MdM intervient dans le camp depuis décembre 2014 en gérant le premier et unique centre de soins de santé primaire. MdM soutient les autorités sanitaires locales pour fournir des services de santé de qualité aux résidents du camp. Cela inclut la fourniture de médicaments essentiels et d’équipements médicaux, un soutien logistique et le renforcement des capacités du personnel de santé local.
L’un des principaux volets de l’intervention de MdM en Irak consiste en des activités de santé mentale et de soutien psychosocial, avec pour objectif d’accroître la résilience de la population cible et de promouvoir son bien-être psychologique. MdM vise également à sensibiliser la population aux thèmes de la santé mentale afin de réduire la stigmatisation et le tabou autour de ce sujet en Irak.
Selon vous, quel pourrait être le bénéfice d'une collaboration avec Clowns Sans Frontière pour les habitants du camp ? Qu'en attendez-vous ?

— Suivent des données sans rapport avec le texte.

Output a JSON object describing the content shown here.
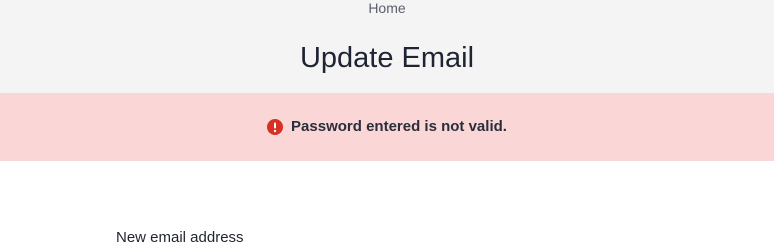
{
  "header": {
    "breadcrumb": "Home",
    "title": "Update Email"
  },
  "alert": {
    "icon": "error-icon",
    "message": "Password entered is not valid.",
    "color": "#d93025",
    "background": "#fad6d6"
  },
  "form": {
    "new_email_label": "New email address"
  }
}
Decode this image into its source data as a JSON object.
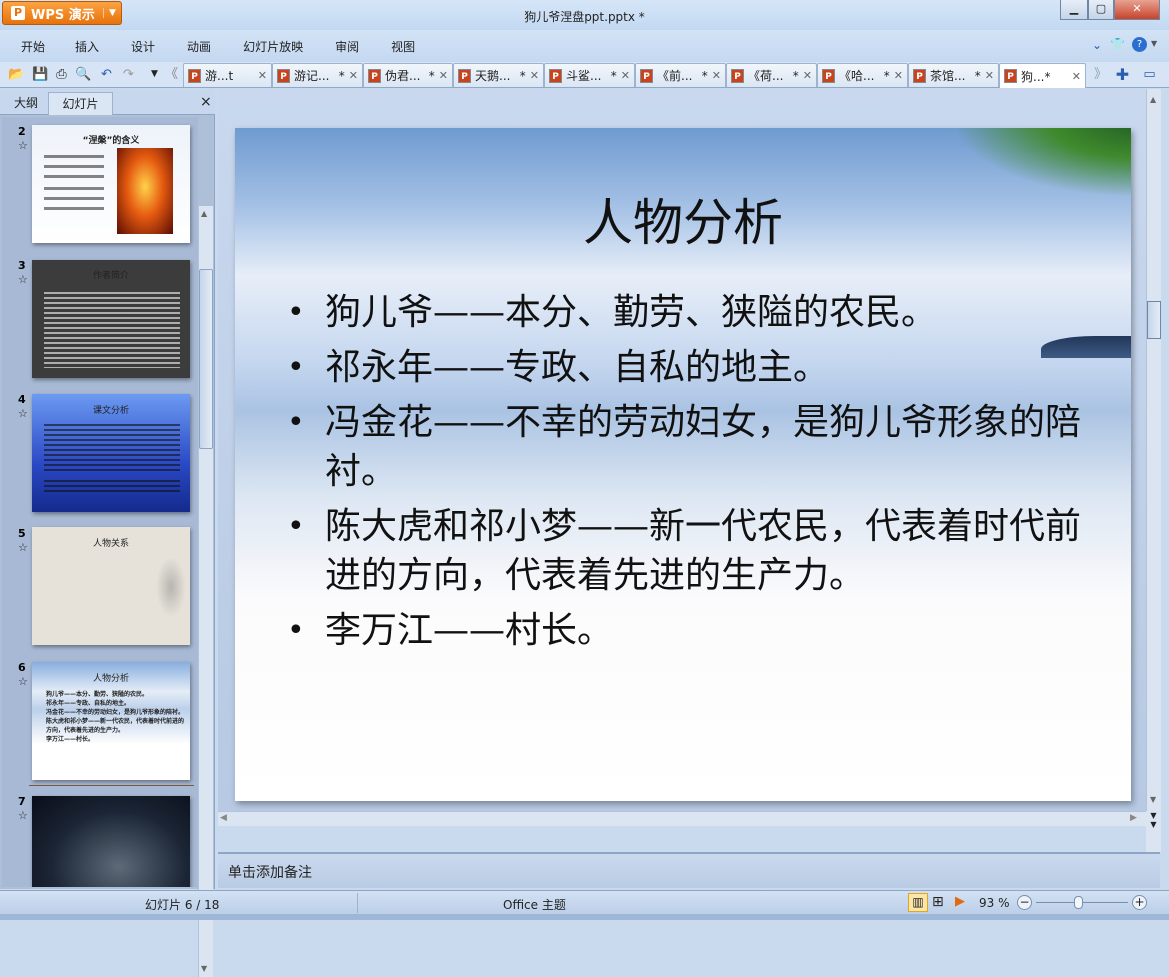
{
  "app": {
    "name": "WPS 演示",
    "title": "狗儿爷涅盘ppt.pptx *"
  },
  "menu": [
    "开始",
    "插入",
    "设计",
    "动画",
    "幻灯片放映",
    "审阅",
    "视图"
  ],
  "tabs": [
    {
      "label": "游...t",
      "modified": ""
    },
    {
      "label": "游记...",
      "modified": "*"
    },
    {
      "label": "伪君...",
      "modified": "*"
    },
    {
      "label": "天鹅...",
      "modified": "*"
    },
    {
      "label": "斗鲨...",
      "modified": "*"
    },
    {
      "label": "《前...",
      "modified": "*"
    },
    {
      "label": "《荷...",
      "modified": "*"
    },
    {
      "label": "《哈...",
      "modified": "*"
    },
    {
      "label": "茶馆...",
      "modified": "*"
    },
    {
      "label": "狗...*",
      "modified": ""
    }
  ],
  "panel": {
    "tab_outline": "大纲",
    "tab_slides": "幻灯片",
    "close": "×"
  },
  "thumbnails": [
    {
      "num": "2",
      "title": "“涅槃”的含义"
    },
    {
      "num": "3",
      "title": "作者简介"
    },
    {
      "num": "4",
      "title": "课文分析"
    },
    {
      "num": "5",
      "title": "人物关系"
    },
    {
      "num": "6",
      "title": "人物分析"
    },
    {
      "num": "7",
      "title": ""
    }
  ],
  "slide": {
    "title": "人物分析",
    "bullets": [
      "狗儿爷——本分、勤劳、狭隘的农民。",
      "祁永年——专政、自私的地主。",
      "冯金花——不幸的劳动妇女，是狗儿爷形象的陪衬。",
      "陈大虎和祁小梦——新一代农民，代表着时代前进的方向，代表着先进的生产力。",
      "李万江——村长。"
    ]
  },
  "notes": {
    "placeholder": "单击添加备注"
  },
  "status": {
    "slide": "幻灯片 6 / 18",
    "theme": "Office 主题",
    "zoom": "93 %",
    "zoom_level": 93
  }
}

La collaboration avec CSF serait une excellente occasion d’offrir une approche psychologique alternative dans le traitement des résidents du camp, en tenant compte des circonstances que ces personnes ont traversées pendant la crise du déplacement. En outre, la situation de pandémie a ajouté un nouveau fardeau sur leurs épaules (difficultés de subsistance, manque de soutien financier, anxiété et stress liés à la propagation du virus et peur de l’infection, isolement social dû aux restrictions de mouvement, etc.). Sachant que l’un des principes fondamentaux du concept de santé mentale et soutien psycho-social est de « faire face aux stress de la vie, de pouvoir travailler de manière productive et fructueuse et d’être en mesure d’apporter une contribution à sa communauté (OMS) », tout ce qui précède rend difficile pour les personnes de mener une vie décente en termes de bien-être physique, social et mental. C’est pourquoi MdM et CSF développent des activités communes, qui visent à faire sourire les gens (surtout les enfants) et à leur donner l’espace nécessaire pour saisir un moment de bonheur au milieu de leur vie quotidienne difficile. L’aspect positif de ce projet sera certainement bénéfique en éloignant un moment les gens des facteurs de stress auxquels ils sont confrontés au quotidien. De plus, pour les enfants en particulier, cela pourrait leur donner l’espace nécessaire pour interagir et s’amuser tout en leur transmettant des messages d’espoir. Cela pourrait inciter les membres de la communauté à reproduire des activités similaires à celles qui se déroulent à l’intérieur du camp (spectacle coloré et artistique par exemple).
Le projet conjoint avec CSF permettra de renforcer les capacités du personnel de MdM en santé mentale et soutien psychosocial à concevoir de telles activités en étroite collaboration avec les acteurs locaux (comme cela a déjà été fait dans d’autres lieux soutenus), ce qui contribuera à la pérennité du projet.
Rendre les gens heureux est un objectif très noble, surtout pour ceux qui ont vécu des situations horribles et qui souffrent peut-être encore d’effets traumatisants. Et j’espère personnellement que ce projet fera sourire les gens, les adultes comme les enfants, un petit pas mais qui contribue beaucoup à la réalisation de cet objectif plus large.